Working from a screenplay he adapted from Louis Bayard’s novel of the same name, Cooper imagines a bleak New York winter in the 19th century that almost acts like a punchline for those who attempt to build civilization around it. It is 1830, and a cadet at United States Military Academy in West Point was found dangling from a noose. The details of the death suggest foul play, so the brass at the Academy hire the detective Augustus Landor (Christian Bale) to investigate. Landor’s methods are intuitive and peculiar, and he unnerves the military brass who only want the matter resolved quickly. The investigation leads Landor to Edgar Allan Poe (Harry Melling), except here he is a young man, a cadet at the Academy, and not yet the beloved writer whose work remains in the public domain. Together they form an uneasy alliance, one that leads them toward the occult and secret societies.
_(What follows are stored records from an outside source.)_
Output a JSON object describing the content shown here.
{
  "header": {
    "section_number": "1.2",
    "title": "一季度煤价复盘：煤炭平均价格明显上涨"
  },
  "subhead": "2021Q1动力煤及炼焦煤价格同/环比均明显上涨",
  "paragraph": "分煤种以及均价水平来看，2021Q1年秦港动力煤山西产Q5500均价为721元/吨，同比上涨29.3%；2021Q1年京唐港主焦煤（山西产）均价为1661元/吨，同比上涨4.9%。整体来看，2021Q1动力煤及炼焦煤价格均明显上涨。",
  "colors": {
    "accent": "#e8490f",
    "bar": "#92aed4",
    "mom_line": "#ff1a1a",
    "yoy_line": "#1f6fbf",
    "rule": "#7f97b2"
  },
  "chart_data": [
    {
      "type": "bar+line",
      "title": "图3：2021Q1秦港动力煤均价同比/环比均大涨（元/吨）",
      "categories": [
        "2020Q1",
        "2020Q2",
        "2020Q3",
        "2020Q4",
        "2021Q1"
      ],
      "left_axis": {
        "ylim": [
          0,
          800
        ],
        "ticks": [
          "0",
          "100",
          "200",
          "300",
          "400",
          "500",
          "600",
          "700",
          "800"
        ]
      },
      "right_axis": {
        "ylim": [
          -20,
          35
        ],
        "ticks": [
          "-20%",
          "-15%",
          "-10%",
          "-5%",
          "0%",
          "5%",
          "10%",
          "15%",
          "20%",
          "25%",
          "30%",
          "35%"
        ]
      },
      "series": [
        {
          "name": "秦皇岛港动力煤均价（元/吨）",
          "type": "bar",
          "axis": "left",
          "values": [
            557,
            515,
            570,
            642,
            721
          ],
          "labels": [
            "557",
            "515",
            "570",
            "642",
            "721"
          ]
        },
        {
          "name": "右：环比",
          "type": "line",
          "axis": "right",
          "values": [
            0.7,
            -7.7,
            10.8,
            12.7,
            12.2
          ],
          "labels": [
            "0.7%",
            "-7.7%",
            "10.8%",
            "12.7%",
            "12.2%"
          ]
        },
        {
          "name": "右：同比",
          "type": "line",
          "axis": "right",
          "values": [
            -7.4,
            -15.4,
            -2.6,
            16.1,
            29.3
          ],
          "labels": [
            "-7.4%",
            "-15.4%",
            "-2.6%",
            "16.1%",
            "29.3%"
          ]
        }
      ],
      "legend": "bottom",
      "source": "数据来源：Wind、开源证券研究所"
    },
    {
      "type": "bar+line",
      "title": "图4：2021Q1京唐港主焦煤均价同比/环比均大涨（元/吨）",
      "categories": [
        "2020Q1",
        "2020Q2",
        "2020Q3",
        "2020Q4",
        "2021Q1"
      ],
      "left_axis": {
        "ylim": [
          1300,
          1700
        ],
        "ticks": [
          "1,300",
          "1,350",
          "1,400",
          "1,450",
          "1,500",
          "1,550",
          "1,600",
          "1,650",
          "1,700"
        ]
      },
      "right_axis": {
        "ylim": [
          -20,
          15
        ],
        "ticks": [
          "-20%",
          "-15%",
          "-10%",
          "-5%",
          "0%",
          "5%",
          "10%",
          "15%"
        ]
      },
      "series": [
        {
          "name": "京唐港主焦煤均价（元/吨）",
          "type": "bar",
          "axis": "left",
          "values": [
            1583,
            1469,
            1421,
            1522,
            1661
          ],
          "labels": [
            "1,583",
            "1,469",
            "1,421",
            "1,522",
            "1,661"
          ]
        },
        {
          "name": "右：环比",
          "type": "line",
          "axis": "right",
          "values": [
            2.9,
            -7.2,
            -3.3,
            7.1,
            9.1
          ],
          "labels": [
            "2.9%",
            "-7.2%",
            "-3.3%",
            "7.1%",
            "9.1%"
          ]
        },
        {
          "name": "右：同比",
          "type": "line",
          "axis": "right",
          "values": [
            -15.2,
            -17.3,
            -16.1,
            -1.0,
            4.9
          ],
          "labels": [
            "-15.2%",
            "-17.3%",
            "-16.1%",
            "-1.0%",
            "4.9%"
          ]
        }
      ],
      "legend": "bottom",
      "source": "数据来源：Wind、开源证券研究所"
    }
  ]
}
At first, The Pale Blue Eye is content to exist within the familiar parameters of a procedural. Landor follows the clues, meets some unsavory characters and nurses the kind of personal problems the afflict all detectives who appear in films like this. Bale avoids the eccentricities that Johnny Depp deployed in Sleepy Hollow and From Hell, two obvious influences on this film, and instead suggests a kind of weariness that disarms “society” types who let decorum govern their every impulse.
Some of these respectable people include Thayer (Timothy Spall), the superintendent at West Point, and the Mrs. Marquis (Gillian Anderson), who drones on like her elocution requires herculean effort. The mere appearance of these high-quality actors suggests a good time, and yet Cooper loses the narrative thread when he abandons the procedural, instead focusing on a half-assed anthropological study of social mores. There are stretches where everyone, including Landor, seems to forget there is a killer at large.
Even the Poe character, who becomes more sympathetic as the film continues, loses sight of the plot. It is an admittedly ironic mistake, as Poe’s short stories helped invent mystery fiction and its corresponding psychological toll. Melling’s performance is a good foil for Bale’s, since his Poe is fidgety, acting like a kind of dandy who stands in contrast to Landor, a sullen drunk (Melling also speaks with an affected Virginia accent, a flourish that may not jibe with Poe’s biography). At least Cooper gets Poe’s look right, his slight frame and boxy haircut are a perfect match for his most famous portrait
Those details are more fun than the film itself, as it spins too many plates for its middle hour, a bizarre conceit because the final minutes go back to the mystery focus. There is a tacked-on, hackneyed resolution where one character dutifully goes through the events of the film, putting them in a different light until we have a completely new sense of several important characters. The patient, explanation-heavy detective is a necessary, even welcome trope in detective fiction, and parts of The Pale Blue Eye would rather ignore them because Cooper wants his film also to play out like a costume drama that you might find in an Edith Wharton adaptation.
Parts of the The Pale Blue Eye look ominous, with Cooper shooting in stark, bright colors that make each splatter of blood pop that much more. But by not committing to one type of film, he robs both the mystery and drama of their pleasures, whether it’s the satisfaction of a whodunit or a perceptive exploration of manners and human nature.